This morning woke up to a light dusting of snow, maybe around 1 cm is what I would guess. There were very low clouds and some fog around soldier hallow but everything cleared and it became sunny with some wind later in the day.
At around 0936 I turned off the profiler to clear off the antennas and rass speakers, and it was only off for about 10 mins. Profiler is still running well. Took DC power observations this afternoon. In 100m mode @ 1355 50V supply was drawing 4.04A and @ 1400 in 150m rass mode 50V supply was drawing 3.39A.
Since everything was in working order and the PI's have called no IOP's for the next 72 hours, Isabell and I spent a couple hours XC skiing at soldier hallow.

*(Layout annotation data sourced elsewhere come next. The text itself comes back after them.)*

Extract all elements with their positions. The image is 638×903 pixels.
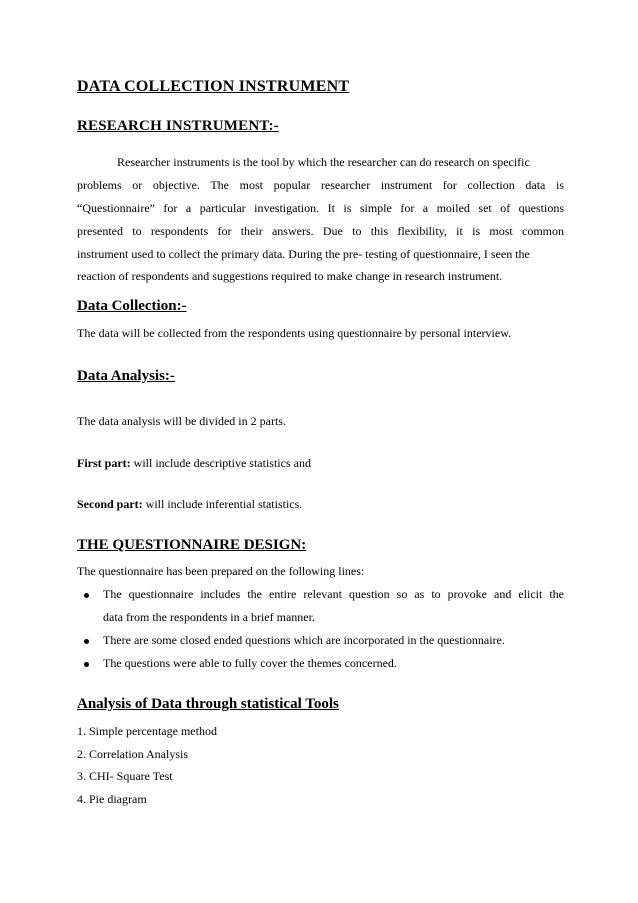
data-analysis-intro: The data analysis will be divided in 2 parts. (77, 414, 286, 428)
research-instrument-heading: RESEARCH INSTRUMENT:- (77, 118, 279, 134)
questionnaire-bullet: There are some closed ended questions which are incorporated in the questionnaire. (103, 633, 505, 647)
research-instrument-line: instrument used to collect the primary data. During the pre- testing of questionnaire, I seen the (77, 247, 530, 261)
document-title: DATA COLLECTION INSTRUMENT (77, 78, 350, 95)
second-part-line (77, 497, 302, 512)
bullet-icon (84, 639, 89, 644)
second-part-label: Second part: (77, 497, 143, 511)
questionnaire-design-heading: THE QUESTIONNAIRE DESIGN: (77, 537, 307, 553)
questionnaire-design-intro: The questionnaire has been prepared on the following lines: (77, 564, 365, 578)
first-part-text: will include descriptive statistics and (130, 456, 311, 470)
research-instrument-line: presented to respondents for their answers. Due to this flexibility, it is most common (77, 224, 564, 238)
statistical-tools-heading: Analysis of Data through statistical Tools (77, 696, 339, 712)
research-instrument-line: “Questionnaire” for a particular investigation. It is simple for a moiled set of questions (77, 201, 564, 215)
bullet-icon (84, 662, 89, 667)
research-instrument-line: reaction of respondents and suggestions required to make change in research instrument. (77, 269, 503, 283)
questionnaire-bullet-continued: data from the respondents in a brief manner. (103, 610, 315, 624)
questionnaire-bullet: The questionnaire includes the entire relevant question so as to provoke and elicit the (103, 587, 564, 601)
first-part-label: First part: (77, 456, 131, 470)
statistical-tool-item: 2. Correlation Analysis (77, 747, 188, 761)
data-analysis-heading: Data Analysis:- (77, 368, 175, 384)
statistical-tool-item: 4. Pie diagram (77, 792, 147, 806)
first-part-line (77, 456, 311, 471)
statistical-tool-item: 3. CHI- Square Test (77, 769, 173, 783)
statistical-tool-item: 1. Simple percentage method (77, 724, 217, 738)
research-instrument-line: Researcher instruments is the tool by which the researcher can do research on specific (117, 155, 530, 169)
bullet-icon (84, 593, 89, 598)
data-collection-heading: Data Collection:- (77, 298, 187, 314)
data-collection-text: The data will be collected from the respondents using questionnaire by personal interview. (77, 326, 512, 340)
research-instrument-line: problems or objective. The most popular researcher instrument for collection data is (77, 178, 564, 192)
second-part-text: will include inferential statistics. (142, 497, 303, 511)
questionnaire-bullet: The questions were able to fully cover the themes concerned. (103, 656, 397, 670)
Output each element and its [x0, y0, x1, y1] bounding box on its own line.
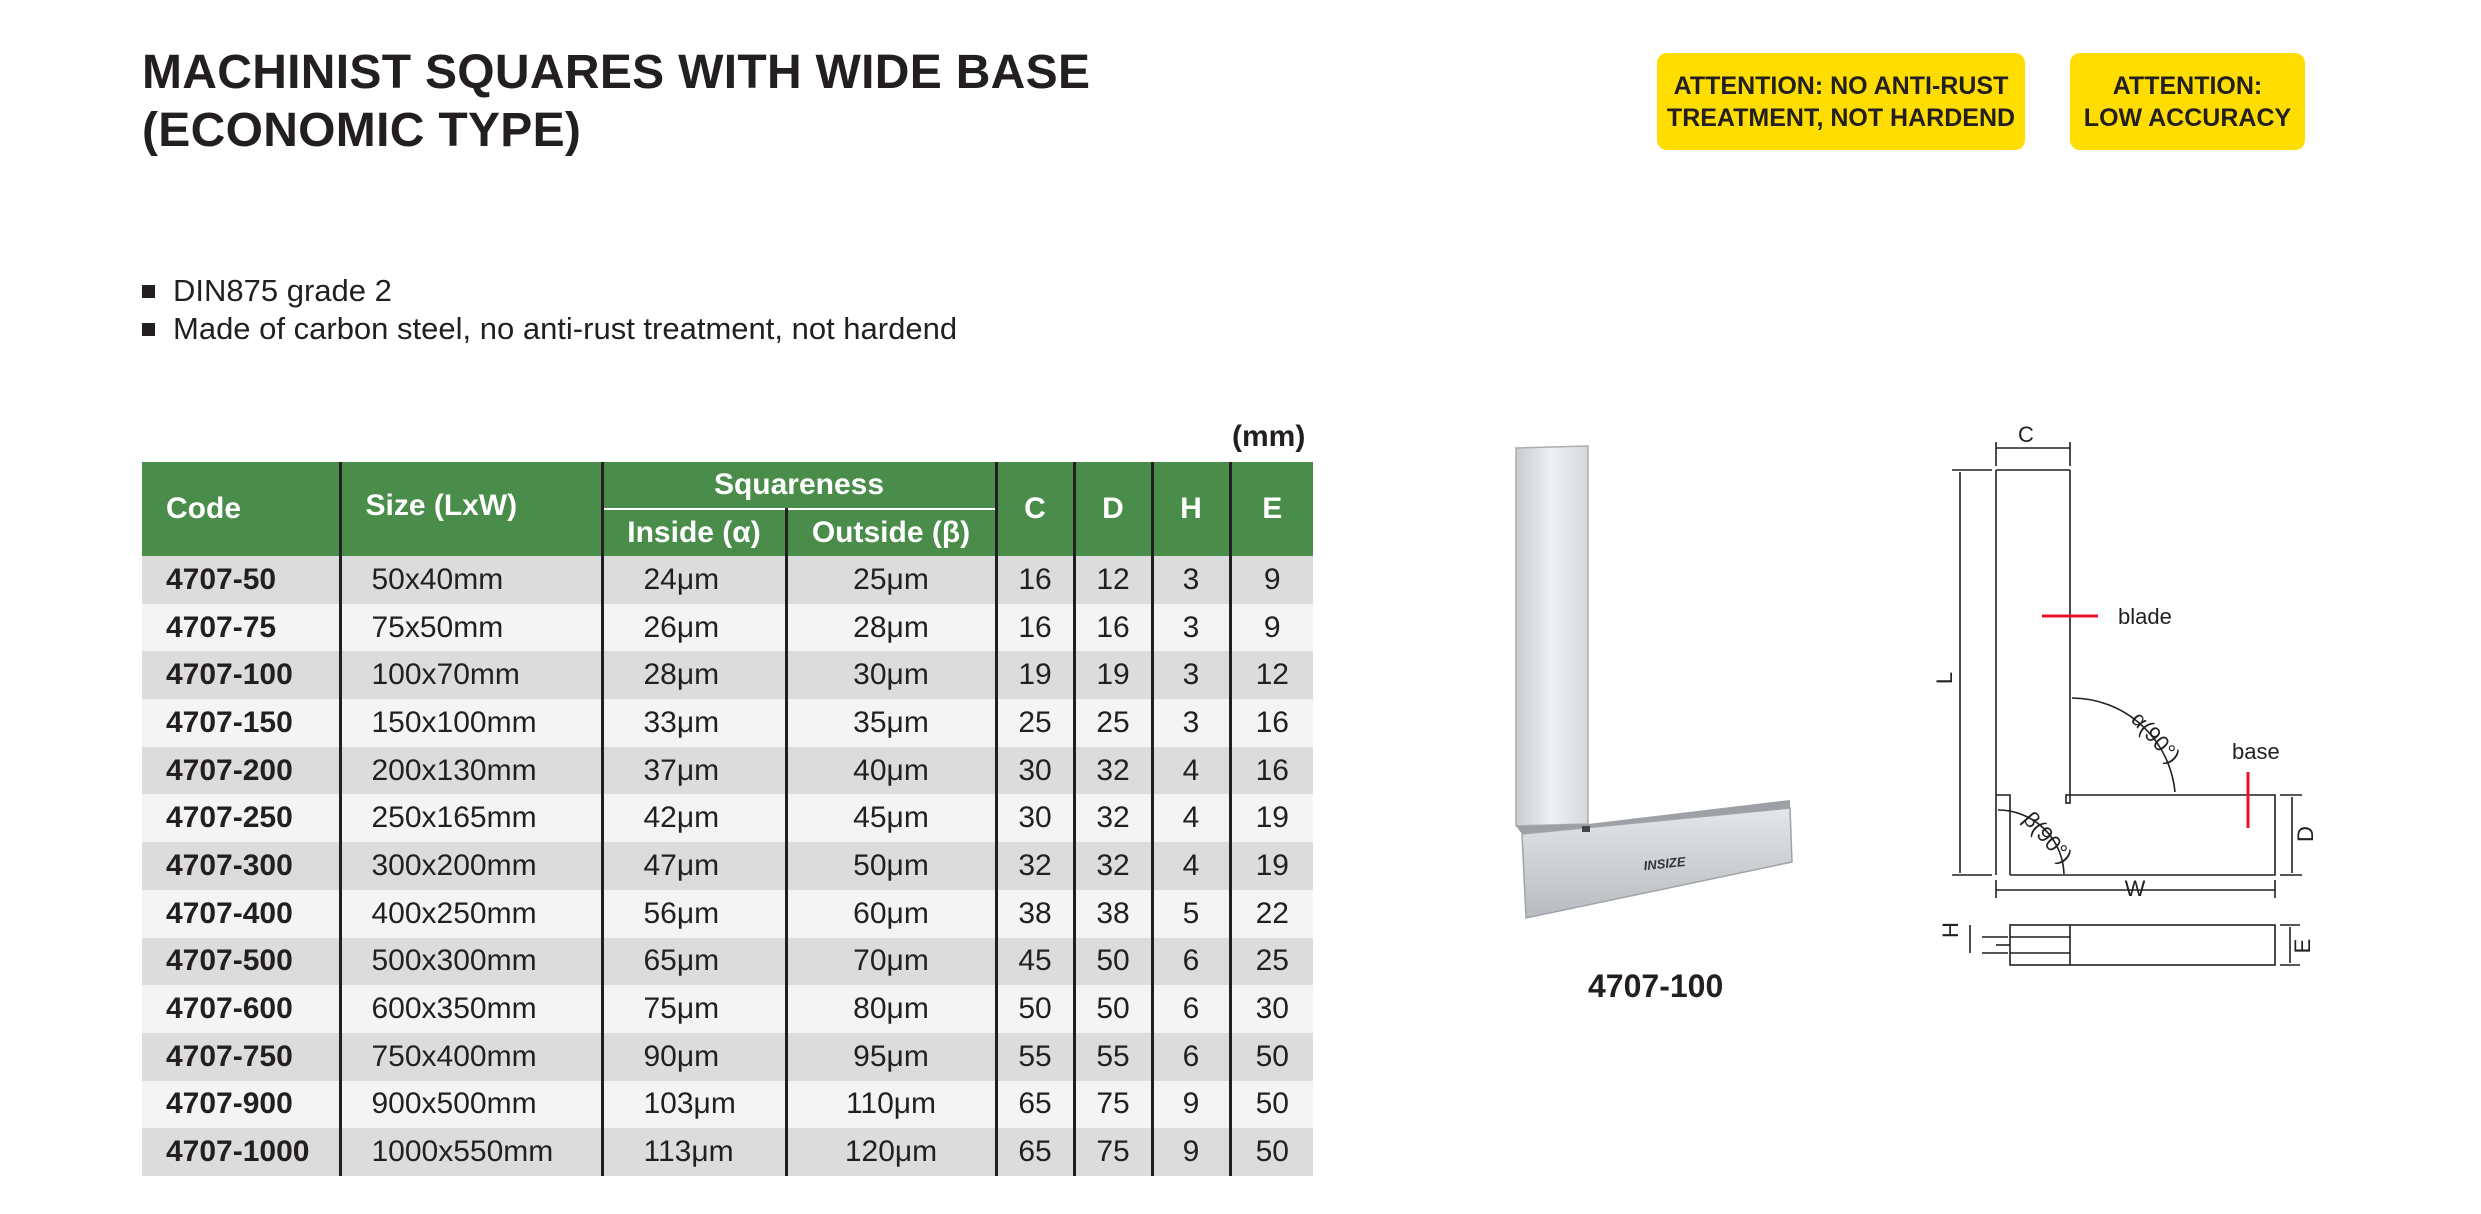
header-outside: Outside (β)	[786, 509, 996, 556]
cell-d: 75	[1074, 1081, 1152, 1129]
cell-c: 38	[996, 890, 1074, 938]
cell-inside: 42μm	[602, 794, 786, 842]
cell-outside: 110μm	[786, 1081, 996, 1129]
cell-size: 400x250mm	[340, 890, 602, 938]
cell-h: 6	[1152, 1033, 1230, 1081]
cell-size: 500x300mm	[340, 938, 602, 986]
technical-drawing	[1930, 420, 2350, 980]
header-c: C	[996, 462, 1074, 556]
cell-d: 32	[1074, 794, 1152, 842]
cell-d: 38	[1074, 890, 1152, 938]
cell-code: 4707-600	[142, 985, 340, 1033]
cell-inside: 26μm	[602, 604, 786, 652]
attention-badge-no-anti-rust	[1657, 53, 2025, 150]
cell-inside: 37μm	[602, 747, 786, 795]
table-row	[142, 699, 1313, 747]
table-row	[142, 651, 1313, 699]
cell-code: 4707-200	[142, 747, 340, 795]
cell-inside: 90μm	[602, 1033, 786, 1081]
cell-h: 4	[1152, 794, 1230, 842]
cell-code: 4707-50	[142, 556, 340, 604]
cell-d: 16	[1074, 604, 1152, 652]
cell-h: 9	[1152, 1081, 1230, 1129]
cell-e: 30	[1230, 985, 1313, 1033]
dim-w-label: W	[2124, 876, 2146, 901]
header-squareness: Squareness	[602, 462, 996, 509]
cell-size: 150x100mm	[340, 699, 602, 747]
header-e: E	[1230, 462, 1313, 556]
table-row	[142, 985, 1313, 1033]
spec-table-body	[142, 556, 1313, 1176]
cell-e: 50	[1230, 1128, 1313, 1176]
cell-size: 750x400mm	[340, 1033, 602, 1081]
table-row	[142, 842, 1313, 890]
cell-d: 19	[1074, 651, 1152, 699]
cell-size: 200x130mm	[340, 747, 602, 795]
cell-e: 50	[1230, 1033, 1313, 1081]
cell-outside: 60μm	[786, 890, 996, 938]
cell-size: 100x70mm	[340, 651, 602, 699]
cell-d: 32	[1074, 842, 1152, 890]
header-h: H	[1152, 462, 1230, 556]
cell-h: 6	[1152, 938, 1230, 986]
attention-badge-low-accuracy	[2070, 53, 2305, 150]
cell-e: 19	[1230, 794, 1313, 842]
cell-e: 9	[1230, 556, 1313, 604]
cell-outside: 120μm	[786, 1128, 996, 1176]
cell-code: 4707-900	[142, 1081, 340, 1129]
dim-l-label: L	[1932, 671, 1957, 685]
title-line-2: (ECONOMIC TYPE)	[142, 104, 582, 157]
badge-line: LOW ACCURACY	[2083, 103, 2292, 132]
cell-size: 1000x550mm	[340, 1128, 602, 1176]
cell-c: 25	[996, 699, 1074, 747]
cell-h: 6	[1152, 985, 1230, 1033]
page-title	[142, 44, 1090, 160]
blade-label: blade	[2118, 604, 2172, 629]
cell-outside: 28μm	[786, 604, 996, 652]
cell-h: 3	[1152, 699, 1230, 747]
table-row	[142, 794, 1313, 842]
cell-d: 25	[1074, 699, 1152, 747]
cell-size: 75x50mm	[340, 604, 602, 652]
cell-size: 300x200mm	[340, 842, 602, 890]
cell-inside: 33μm	[602, 699, 786, 747]
header-size: Size (LxW)	[340, 462, 602, 556]
unit-label: (mm)	[1232, 420, 1306, 453]
badge-line: ATTENTION:	[2112, 71, 2263, 100]
cell-d: 55	[1074, 1033, 1152, 1081]
table-row	[142, 556, 1313, 604]
cell-code: 4707-300	[142, 842, 340, 890]
cell-c: 50	[996, 985, 1074, 1033]
cell-e: 22	[1230, 890, 1313, 938]
cell-size: 900x500mm	[340, 1081, 602, 1129]
cell-inside: 47μm	[602, 842, 786, 890]
cell-code: 4707-75	[142, 604, 340, 652]
cell-d: 32	[1074, 747, 1152, 795]
cell-outside: 80μm	[786, 985, 996, 1033]
spec-table	[142, 462, 1313, 1176]
feature-item	[142, 272, 957, 310]
cell-h: 3	[1152, 556, 1230, 604]
cell-d: 50	[1074, 985, 1152, 1033]
cell-c: 55	[996, 1033, 1074, 1081]
cell-outside: 35μm	[786, 699, 996, 747]
cell-inside: 103μm	[602, 1081, 786, 1129]
cell-c: 30	[996, 747, 1074, 795]
feature-list	[142, 272, 957, 348]
cell-e: 19	[1230, 842, 1313, 890]
table-row	[142, 1033, 1313, 1081]
bullet-square-icon	[142, 285, 155, 298]
cell-c: 16	[996, 556, 1074, 604]
cell-d: 12	[1074, 556, 1152, 604]
cell-c: 16	[996, 604, 1074, 652]
cell-outside: 45μm	[786, 794, 996, 842]
cell-size: 600x350mm	[340, 985, 602, 1033]
cell-h: 3	[1152, 651, 1230, 699]
feature-item	[142, 310, 957, 348]
cell-outside: 30μm	[786, 651, 996, 699]
cell-c: 65	[996, 1128, 1074, 1176]
beta-angle-label: β(90°)	[2018, 806, 2078, 869]
cell-outside: 70μm	[786, 938, 996, 986]
cell-c: 19	[996, 651, 1074, 699]
cell-inside: 75μm	[602, 985, 786, 1033]
cell-c: 65	[996, 1081, 1074, 1129]
header-inside: Inside (α)	[602, 509, 786, 556]
dim-h-label: H	[1938, 922, 1963, 938]
cell-inside: 56μm	[602, 890, 786, 938]
cell-inside: 113μm	[602, 1128, 786, 1176]
table-row	[142, 890, 1313, 938]
cell-outside: 25μm	[786, 556, 996, 604]
table-row	[142, 747, 1313, 795]
cell-code: 4707-1000	[142, 1128, 340, 1176]
header-d: D	[1074, 462, 1152, 556]
cell-outside: 40μm	[786, 747, 996, 795]
cell-c: 45	[996, 938, 1074, 986]
cell-e: 16	[1230, 747, 1313, 795]
cell-h: 4	[1152, 842, 1230, 890]
cell-c: 30	[996, 794, 1074, 842]
table-row	[142, 604, 1313, 652]
cell-size: 250x165mm	[340, 794, 602, 842]
cell-e: 50	[1230, 1081, 1313, 1129]
cell-d: 50	[1074, 938, 1152, 986]
cell-inside: 24μm	[602, 556, 786, 604]
cell-e: 9	[1230, 604, 1313, 652]
table-row	[142, 938, 1313, 986]
cell-e: 12	[1230, 651, 1313, 699]
title-line-1: MACHINIST SQUARES WITH WIDE BASE	[142, 46, 1091, 99]
square-product-photo	[1500, 440, 1820, 940]
cell-d: 75	[1074, 1128, 1152, 1176]
cell-e: 16	[1230, 699, 1313, 747]
feature-text: DIN875 grade 2	[173, 273, 392, 308]
cell-outside: 95μm	[786, 1033, 996, 1081]
dim-d-label: D	[2293, 826, 2318, 842]
cell-code: 4707-400	[142, 890, 340, 938]
badge-line: TREATMENT, NOT HARDEND	[1666, 103, 2016, 132]
cell-code: 4707-500	[142, 938, 340, 986]
cell-code: 4707-750	[142, 1033, 340, 1081]
header-code: Code	[142, 462, 340, 556]
dim-e-label: E	[2290, 938, 2315, 954]
cell-h: 5	[1152, 890, 1230, 938]
cell-e: 25	[1230, 938, 1313, 986]
cell-h: 3	[1152, 604, 1230, 652]
alpha-angle-label: α(90°)	[2126, 706, 2186, 769]
table-row	[142, 1128, 1313, 1176]
cell-h: 4	[1152, 747, 1230, 795]
base-label: base	[2232, 739, 2280, 764]
cell-inside: 28μm	[602, 651, 786, 699]
cell-h: 9	[1152, 1128, 1230, 1176]
cell-code: 4707-100	[142, 651, 340, 699]
dim-c-label: C	[2018, 422, 2034, 447]
cell-c: 32	[996, 842, 1074, 890]
bullet-square-icon	[142, 323, 155, 336]
cell-outside: 50μm	[786, 842, 996, 890]
table-row	[142, 1081, 1313, 1129]
feature-text: Made of carbon steel, no anti-rust treatment, not hardend	[173, 311, 958, 346]
cell-code: 4707-150	[142, 699, 340, 747]
brand-mark: INSIZE	[1642, 853, 1687, 874]
photo-caption: 4707-100	[1588, 968, 1724, 1004]
badge-line: ATTENTION: NO ANTI-RUST	[1673, 71, 2009, 100]
cell-inside: 65μm	[602, 938, 786, 986]
cell-size: 50x40mm	[340, 556, 602, 604]
cell-code: 4707-250	[142, 794, 340, 842]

We claim it was training for the SOS project that is possibly coming up later in the year.
The rest of the afternoon I started looking into a new full set of cabling for the 449 since it seems like previous snow drifts are now just built up ice walls all around and in the middle of the antenna frame which may be difficult to get to all the cabling during tear down if there is little defrosting. The ground in the enclosure is basically just ice at the moment too.
Today for the sounding I did a full reboot of the system, including reseating the usb for the ground check unit, to beginning retrying the faulty radio sondes. I think I may have figured out the solution to these ones with the RH level limit issues. When they go back on the ground check unit they instantly flash red, but it seems it saves the last data telling the sonde it is bad, which I didn't realize. When it ran through an entire ground check again the RH issue cleared and the sonde checked good. I even got surface measurements on the software today instead of having to obtain them through the DSM dashboard. The next couple days I will try the same with the other two sondes that had this issue.